Published April 26, 2018

Bloomberg View

Trade may look like an issue where Donald Trump and his recent French guest, Emmanuel Macron, can never see eye to eye. The French president pointedly took swipes at his host during his address to a joint session of Congress Wednesday, denouncing trade wars and saying that trade imbalances can only be solved through multilateral means — exactly the opposite of what Trump habitually says about trade.

But the picture of Macron as a ga-ga globalist, and of Trump as a protectionist ideologue, is too simplistic. Indeed, for all their very real differences, they also share priorities, which offers a way for them to work together.

It is as unusual for France that its president be an outspoken free trader as it is for the United States that its president be a fierce trade critic. French presidential cycles feature a time-honored tradition where candidates vow to prevent factory closures to prevent jobs moving overseas. Macron departed from the script and took the political risk of saying he wouldn’t bail out failing businesses; it paid off since even those who disagreed had to admit that he had been honest.

Meanwhile, Trump has lambasted trade agreements and threatened steel tariffs that have Europe horrified. A top item on Macron’s agenda is lobbying for an EU exemption from the tariffs. Trump keeps complaining about U.S. trade deficits and one of the biggest such deficits is with Germany.

Still, while Trump gets angry about most of America’s trade relationships, there is one that he sees as a threat above all others: China. He stunned the world by asking his economic adviser Larry Kudlow — a free-trader’s free-trader — to review the Trans-Pacific Partnership trade pact with a view to potentially re-entering a deal he constantly excoriated. One motivation was probably the realization that TPP was meant to counter China’s questionable trade practices by creating an Asian trading bloc that would exclude it. Trump the dealmaker has shown himself to be boundlessly flexible, and the idea of trade alliances — possibly with the EU — to counter China should have obvious intuitive appeal to him.

Meanwhile, Macron’s views on trade are more nuanced than they appear. In multiple speeches and interviews, he has shown awareness of how economic disruptions from trade, real and imagined, have fed into Europe’s populist movements, which in turn threaten the idea of an open, prosperous Europe he seeks to defend. For Macron this is part of his deep-seated belief that the liberal-internationalist framework represented by institutions like the EU must demonstrate to skeptical, justifiably angry citizens that they care about them and can and will defend them from the worst excesses of globalization. Macron knows rhetoric isn’t enough; he will keep making the case for trade but also seek significant changes to existing trade regimes to make them fairer.

Macron’s trade agenda can actually seem quite Trumpish in many respects, both in tone and in its China focus. Within the EU, Macron has made specific demands that EU trade policy include robust “anti-dumping” measures, largely to screen Chinese investments, and reciprocity with the Chinese market in public procurement. On a state visit to China earlier this year, Macron smilingly talked up the two countries’ economic partnership — but he also brought his economy minister along to warn that France will not allow Chinese investors to “pillage our technology.” He has expanded the so-called Montebourg decree that requires prior government approval for foreign investment in sectors deemed strategic.
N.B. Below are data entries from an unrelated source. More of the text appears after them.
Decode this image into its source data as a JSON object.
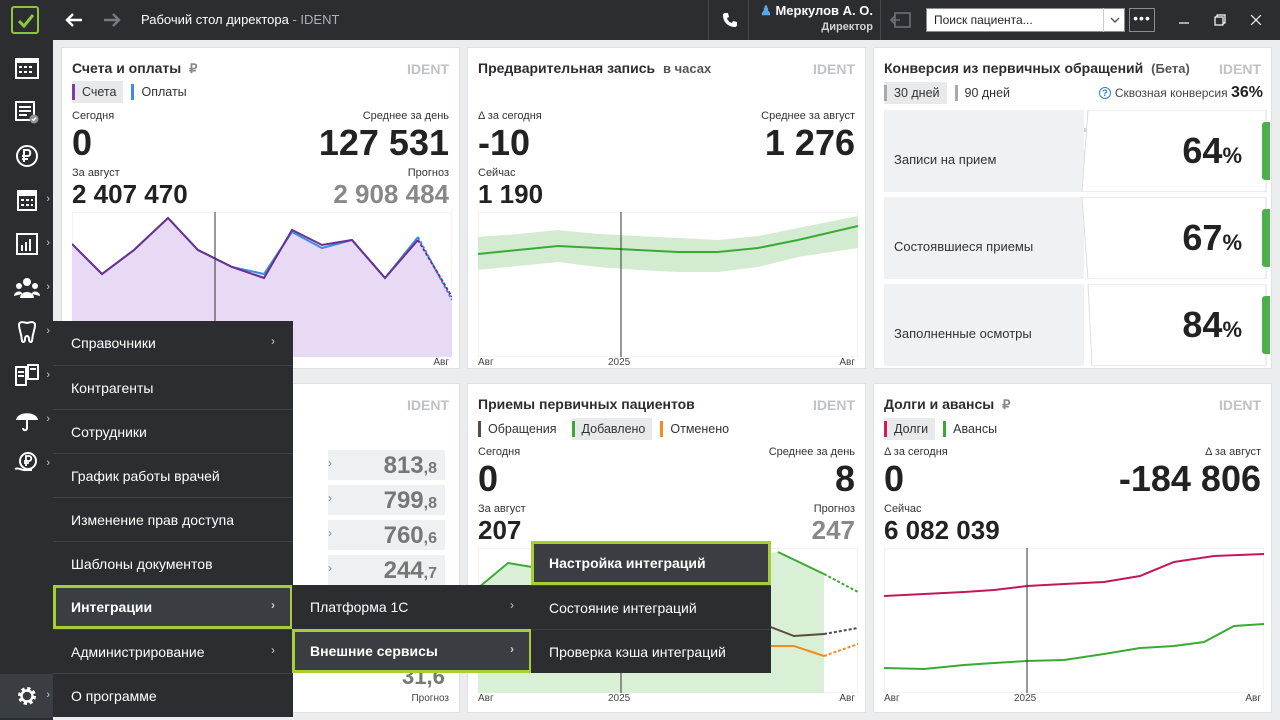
{
  "titlebar": {
    "title": "Рабочий стол директора",
    "title_suffix": " - IDENT",
    "user_name": "Меркулов А. О.",
    "user_role": "Директор",
    "search_placeholder": "Поиск пациента...",
    "more": "•••"
  },
  "panels": {
    "invoices": {
      "title": "Счета и оплаты",
      "title_unit": "₽",
      "badge": "IDENT",
      "legend": [
        "Счета",
        "Оплаты"
      ],
      "today_label": "Сегодня",
      "today_value": "0",
      "avg_label": "Среднее за день",
      "avg_value": "127 531",
      "month_label": "За август",
      "month_value": "2 407 470",
      "forecast_label": "Прогноз",
      "forecast_value": "2 908 484",
      "axis_right": "Авг"
    },
    "prebook": {
      "title": "Предварительная запись",
      "title_sub": "в часах",
      "badge": "IDENT",
      "delta_label": "Δ за сегодня",
      "delta_value": "-10",
      "avg_label": "Среднее за август",
      "avg_value": "1 276",
      "now_label": "Сейчас",
      "now_value": "1 190",
      "axis": [
        "Авг",
        "2025",
        "Авг"
      ]
    },
    "conversion": {
      "title": "Конверсия из первичных обращений",
      "title_sub": "(Бета)",
      "badge": "IDENT",
      "tabs": [
        "30 дней",
        "90 дней"
      ],
      "total_label": "Сквозная конверсия",
      "total_value": "36%",
      "rows": [
        {
          "label": "Записи на прием",
          "value": "64"
        },
        {
          "label": "Состоявшиеся приемы",
          "value": "67"
        },
        {
          "label": "Заполненные осмотры",
          "value": "84"
        }
      ],
      "pct": "%"
    },
    "hidden": {
      "badge": "IDENT",
      "rows": [
        {
          "int": "813",
          "dec": ",8"
        },
        {
          "int": "799",
          "dec": ",8"
        },
        {
          "int": "760",
          "dec": ",6"
        },
        {
          "int": "244",
          "dec": ",7"
        }
      ],
      "last_value": "31,6",
      "last_label": "Прогноз"
    },
    "primary": {
      "title": "Приемы первичных пациентов",
      "badge": "IDENT",
      "legend": [
        "Обращения",
        "Добавлено",
        "Отменено"
      ],
      "today_label": "Сегодня",
      "today_value": "0",
      "avg_label": "Среднее за день",
      "avg_value": "8",
      "month_label": "За август",
      "month_value": "207",
      "forecast_label": "Прогноз",
      "forecast_value": "247",
      "axis": [
        "Авг",
        "2025",
        "Авг"
      ]
    },
    "debts": {
      "title": "Долги и авансы",
      "title_unit": "₽",
      "badge": "IDENT",
      "legend": [
        "Долги",
        "Авансы"
      ],
      "delta_label": "Δ за сегодня",
      "delta_value": "0",
      "month_label": "Δ за август",
      "month_value": "-184 806",
      "now_label": "Сейчас",
      "now_value": "6 082 039",
      "axis": [
        "Авг",
        "2025",
        "Авг"
      ]
    }
  },
  "menu_main": [
    "Справочники",
    "Контрагенты",
    "Сотрудники",
    "График работы врачей",
    "Изменение прав доступа",
    "Шаблоны документов",
    "Интеграции",
    "Администрирование",
    "О программе"
  ],
  "menu_integrations": [
    "Платформа 1С",
    "Внешние сервисы"
  ],
  "menu_external": [
    "Настройка интеграций",
    "Состояние интеграций",
    "Проверка кэша интеграций"
  ],
  "colors": {
    "accent": "#a6ce39",
    "invoices": "#7b3fa0",
    "payments": "#3a8ee6",
    "green": "#3aaa35",
    "debts": "#d6195a",
    "cancel": "#f28c1c",
    "appeals": "#5a4a42"
  }
}
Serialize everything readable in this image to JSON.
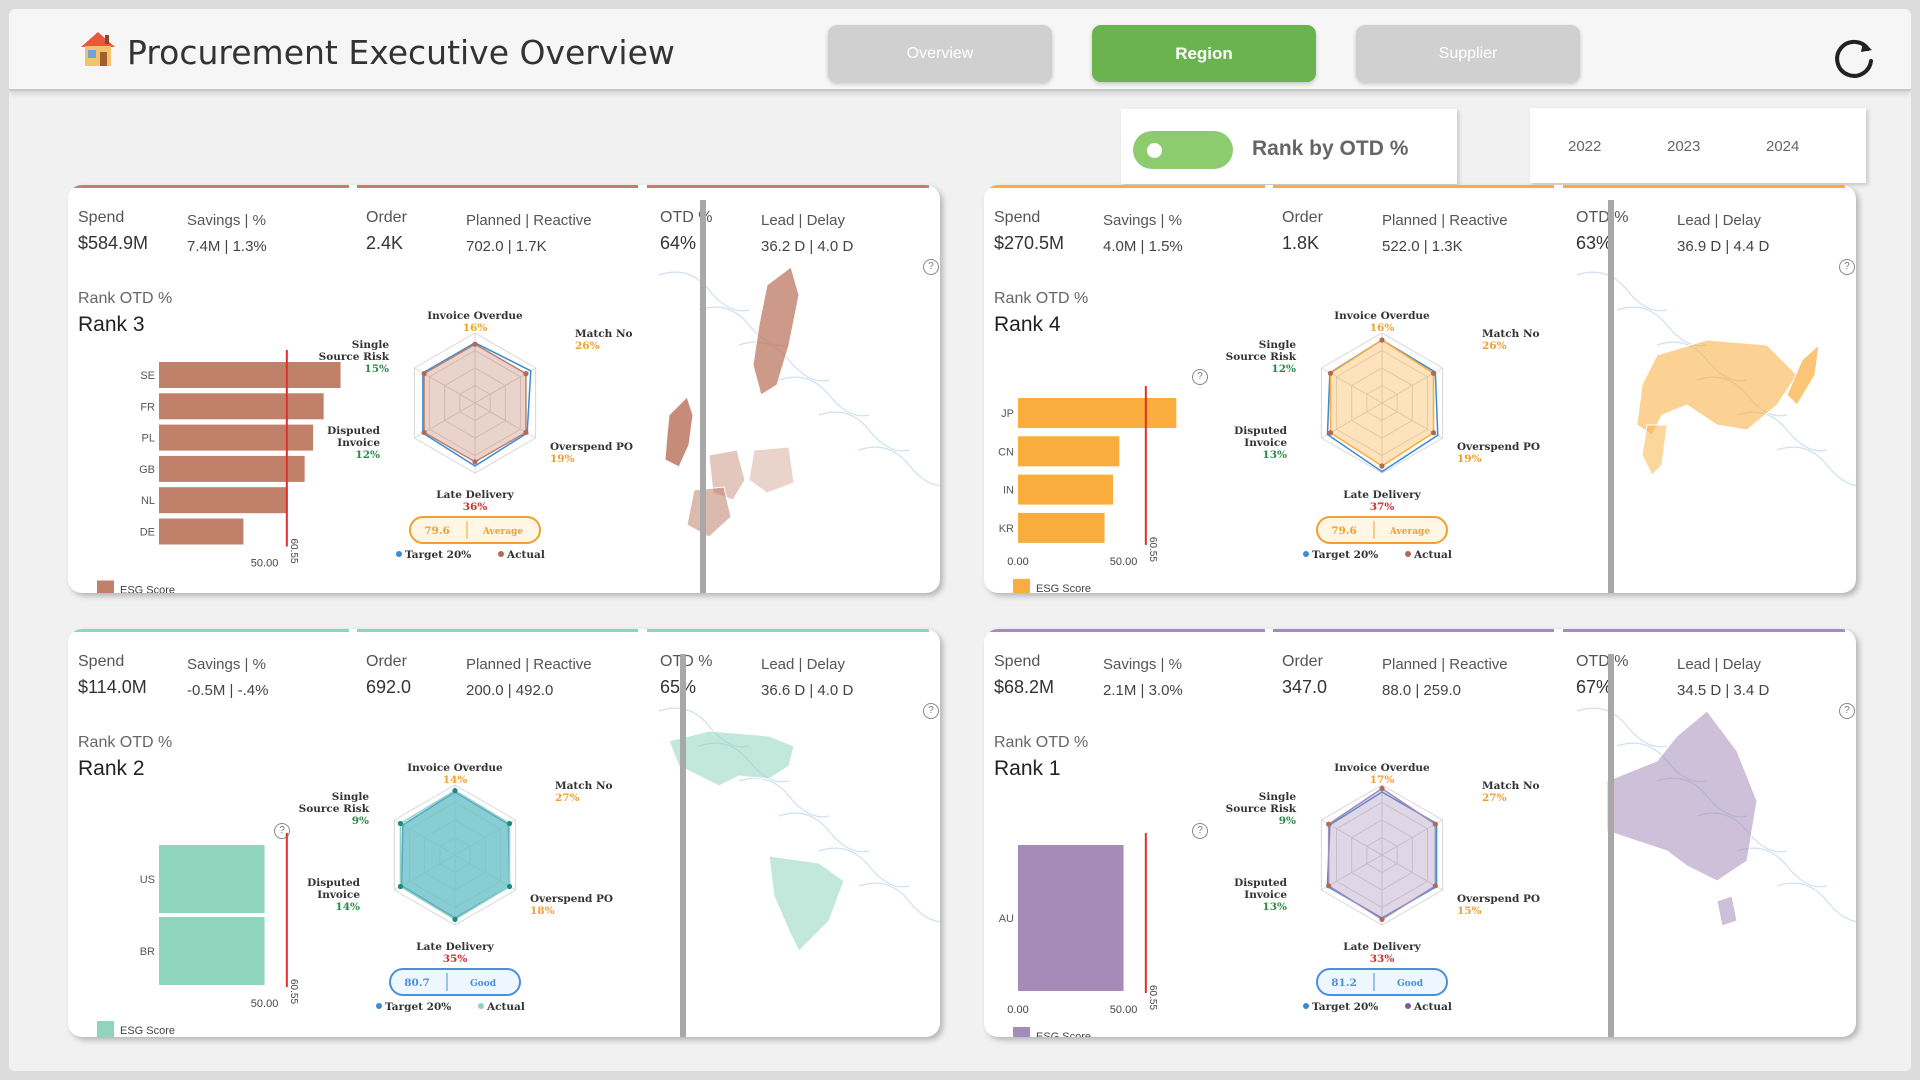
{
  "header": {
    "title": "Procurement Executive Overview",
    "nav": [
      "Overview",
      "Region",
      "Supplier"
    ],
    "active_nav": "Region"
  },
  "controls": {
    "toggle_label": "Rank by OTD %",
    "toggle_on": true,
    "years": [
      "2022",
      "2023",
      "2024"
    ]
  },
  "labels": {
    "spend": "Spend",
    "savings": "Savings | %",
    "order": "Order",
    "planned": "Planned | Reactive",
    "otd": "OTD %",
    "lead": "Lead | Delay",
    "rank_otd": "Rank OTD %",
    "esg": "ESG Score",
    "target": "Target 20%",
    "actual": "Actual",
    "help": "?",
    "radar_axes": [
      "Invoice Overdue",
      "Match No",
      "Overspend PO",
      "Late Delivery",
      "Disputed Invoice",
      "Single Source Risk"
    ]
  },
  "regions": [
    {
      "key": "europe",
      "color": "#c0806a",
      "spend": "$584.9M",
      "savings": "7.4M | 1.3%",
      "order": "2.4K",
      "planned": "702.0 | 1.7K",
      "otd": "64%",
      "lead": "36.2 D | 4.0 D",
      "rank": "Rank 3",
      "chart_data": {
        "type": "bar",
        "orientation": "horizontal",
        "categories": [
          "SE",
          "FR",
          "PL",
          "GB",
          "NL",
          "DE"
        ],
        "values": [
          86,
          78,
          73,
          69,
          61,
          40
        ],
        "x_ticks": [
          "50.00"
        ],
        "xlim": [
          0,
          90
        ],
        "reference_line": 60.55,
        "reference_label": "60.55",
        "legend": "ESG Score"
      },
      "radar": {
        "values": [
          "16%",
          "26%",
          "19%",
          "36%",
          "12%",
          "15%"
        ],
        "actual_radius": [
          0.84,
          0.84,
          0.84,
          0.84,
          0.84,
          0.84
        ],
        "target_radius": [
          0.86,
          0.92,
          0.86,
          0.9,
          0.86,
          0.86
        ],
        "esg": "79.6",
        "status": "Average",
        "status_color": "#f0a030"
      }
    },
    {
      "key": "asia",
      "color": "#f8ad3c",
      "spend": "$270.5M",
      "savings": "4.0M | 1.5%",
      "order": "1.8K",
      "planned": "522.0 | 1.3K",
      "otd": "63%",
      "lead": "36.9 D | 4.4 D",
      "rank": "Rank 4",
      "chart_data": {
        "type": "bar",
        "orientation": "horizontal",
        "categories": [
          "JP",
          "CN",
          "IN",
          "KR"
        ],
        "values": [
          75,
          48,
          45,
          41
        ],
        "x_ticks": [
          "0.00",
          "50.00"
        ],
        "xlim": [
          0,
          90
        ],
        "reference_line": 60.55,
        "reference_label": "60.55",
        "legend": "ESG Score"
      },
      "radar": {
        "values": [
          "16%",
          "26%",
          "19%",
          "37%",
          "13%",
          "12%"
        ],
        "actual_radius": [
          0.9,
          0.85,
          0.85,
          0.9,
          0.85,
          0.85
        ],
        "target_radius": [
          0.9,
          0.88,
          0.92,
          0.98,
          0.9,
          0.86
        ],
        "esg": "79.6",
        "status": "Average",
        "status_color": "#f0a030"
      }
    },
    {
      "key": "americas",
      "color": "#8fd5be",
      "spend": "$114.0M",
      "savings": "-0.5M | -.4%",
      "order": "692.0",
      "planned": "200.0 | 492.0",
      "otd": "65%",
      "lead": "36.6 D | 4.0 D",
      "rank": "Rank 2",
      "chart_data": {
        "type": "bar",
        "orientation": "horizontal",
        "categories": [
          "US",
          "BR"
        ],
        "values": [
          50,
          50
        ],
        "x_ticks": [
          "50.00"
        ],
        "xlim": [
          0,
          90
        ],
        "reference_line": 60.55,
        "reference_label": "60.55",
        "legend": "ESG Score"
      },
      "radar": {
        "values": [
          "14%",
          "27%",
          "18%",
          "35%",
          "14%",
          "9%"
        ],
        "actual_radius": [
          0.92,
          0.9,
          0.9,
          0.92,
          0.9,
          0.9
        ],
        "target_radius": [
          0.9,
          0.88,
          0.9,
          0.9,
          0.88,
          0.86
        ],
        "fill": "#4fb3d0",
        "esg": "80.7",
        "status": "Good",
        "status_color": "#4a90d9"
      }
    },
    {
      "key": "oceania",
      "color": "#a58cb8",
      "spend": "$68.2M",
      "savings": "2.1M | 3.0%",
      "order": "347.0",
      "planned": "88.0 | 259.0",
      "otd": "67%",
      "lead": "34.5 D | 3.4 D",
      "rank": "Rank 1",
      "chart_data": {
        "type": "bar",
        "orientation": "horizontal",
        "categories": [
          "AU"
        ],
        "values": [
          50
        ],
        "x_ticks": [
          "0.00",
          "50.00"
        ],
        "xlim": [
          0,
          90
        ],
        "reference_line": 60.55,
        "reference_label": "60.55",
        "legend": "ESG Score"
      },
      "radar": {
        "values": [
          "17%",
          "27%",
          "15%",
          "33%",
          "13%",
          "9%"
        ],
        "actual_radius": [
          0.95,
          0.88,
          0.88,
          0.92,
          0.88,
          0.88
        ],
        "target_radius": [
          0.9,
          0.9,
          0.9,
          0.9,
          0.9,
          0.86
        ],
        "esg": "81.2",
        "status": "Good",
        "status_color": "#4a90d9"
      }
    }
  ]
}
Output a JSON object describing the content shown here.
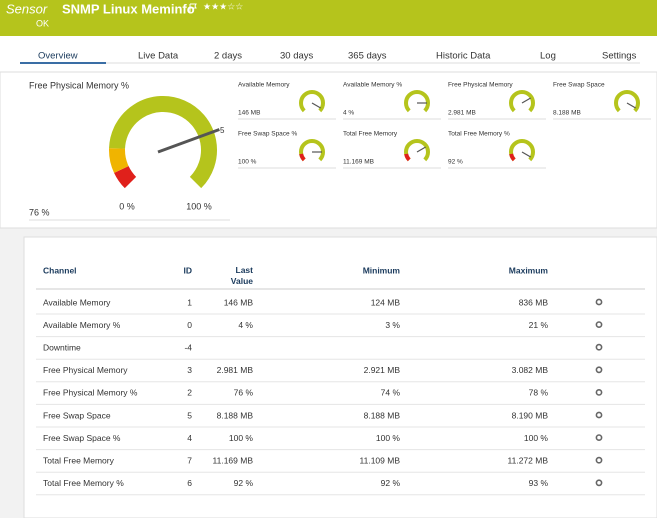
{
  "header": {
    "prefix": "Sensor",
    "title": "SNMP Linux Meminfo",
    "status": "OK"
  },
  "tabs": [
    "Overview",
    "Live Data",
    "2  days",
    "30  days",
    "365  days",
    "Historic Data",
    "Log",
    "Settings"
  ],
  "main_gauge": {
    "label": "Free Physical Memory %",
    "value_label": "76 %",
    "min_label": "0 %",
    "max_label": "100 %",
    "needle_label": "5"
  },
  "gauges": [
    {
      "name": "Available Memory",
      "value": "146 MB"
    },
    {
      "name": "Available Memory %",
      "value": "4 %"
    },
    {
      "name": "Free Physical Memory",
      "value": "2.981 MB"
    },
    {
      "name": "Free Swap Space",
      "value": "8.188 MB"
    },
    {
      "name": "Free Swap Space %",
      "value": "100 %"
    },
    {
      "name": "Total Free Memory",
      "value": "11.169 MB"
    },
    {
      "name": "Total Free Memory %",
      "value": "92 %"
    }
  ],
  "table": {
    "columns": [
      "Channel",
      "ID",
      "Last Value",
      "Minimum",
      "Maximum"
    ],
    "rows": [
      [
        "Available Memory",
        "1",
        "146 MB",
        "124 MB",
        "836 MB"
      ],
      [
        "Available Memory %",
        "0",
        "4 %",
        "3 %",
        "21 %"
      ],
      [
        "Downtime",
        "-4",
        "",
        "",
        ""
      ],
      [
        "Free Physical Memory",
        "3",
        "2.981 MB",
        "2.921 MB",
        "3.082 MB"
      ],
      [
        "Free Physical Memory %",
        "2",
        "76 %",
        "74 %",
        "78 %"
      ],
      [
        "Free Swap Space",
        "5",
        "8.188 MB",
        "8.188 MB",
        "8.190 MB"
      ],
      [
        "Free Swap Space %",
        "4",
        "100 %",
        "100 %",
        "100 %"
      ],
      [
        "Total Free Memory",
        "7",
        "11.169 MB",
        "11.109 MB",
        "11.272 MB"
      ],
      [
        "Total Free Memory %",
        "6",
        "92 %",
        "92 %",
        "93 %"
      ]
    ]
  }
}
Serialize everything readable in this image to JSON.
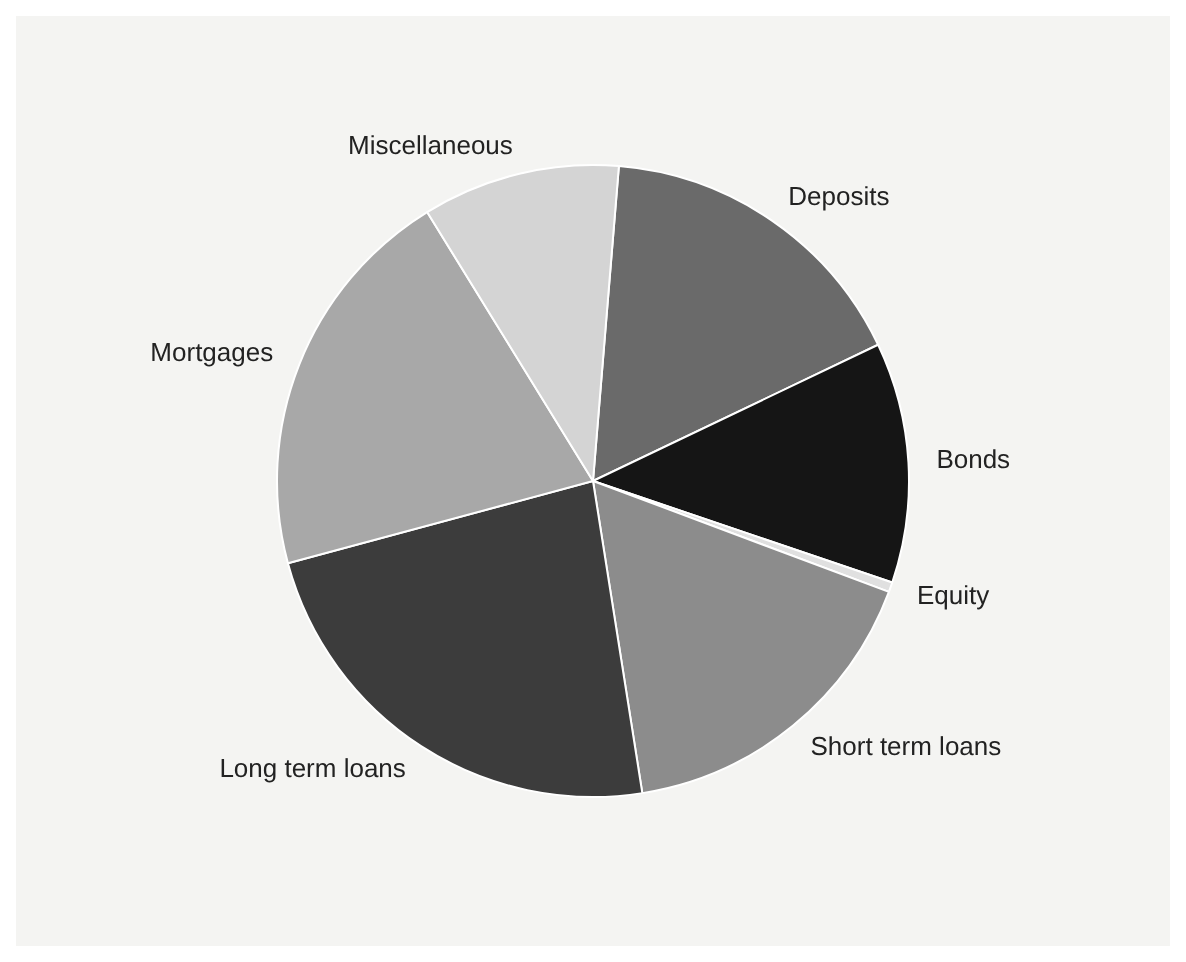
{
  "chart_data": {
    "type": "pie",
    "categories": [
      "Deposits",
      "Bonds",
      "Equity",
      "Short term loans",
      "Long term loans",
      "Mortgages",
      "Miscellaneous"
    ],
    "values": [
      16.6,
      12.3,
      0.5,
      16.8,
      23.3,
      20.4,
      10.1
    ],
    "colors": [
      "#6a6a6a",
      "#151515",
      "#e0e0e0",
      "#8c8c8c",
      "#3c3c3c",
      "#a8a8a8",
      "#d4d4d4"
    ],
    "legend": false
  }
}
Macron clearly believes in multilateralism, and Trump clearly distrusts it. This difference makes sense given the gap in economic and political clout between their two countries. But it is largely a difference that about approach, not the end goal.

But both men clearly share the belief that Chinese trade practices are unfair and hurtful to their respective countries’ middle classes, and want to change the status quo. An agreement between the U.S. and the EU to put their trade differences aside and instead join efforts to pressure China to change at least some of its protectionist trade practices would enable both men to claim victory. It would also happen to be good policy.

Pascal-Emmanuel Gobry is a fellow at the Ethics and Public Policy Center.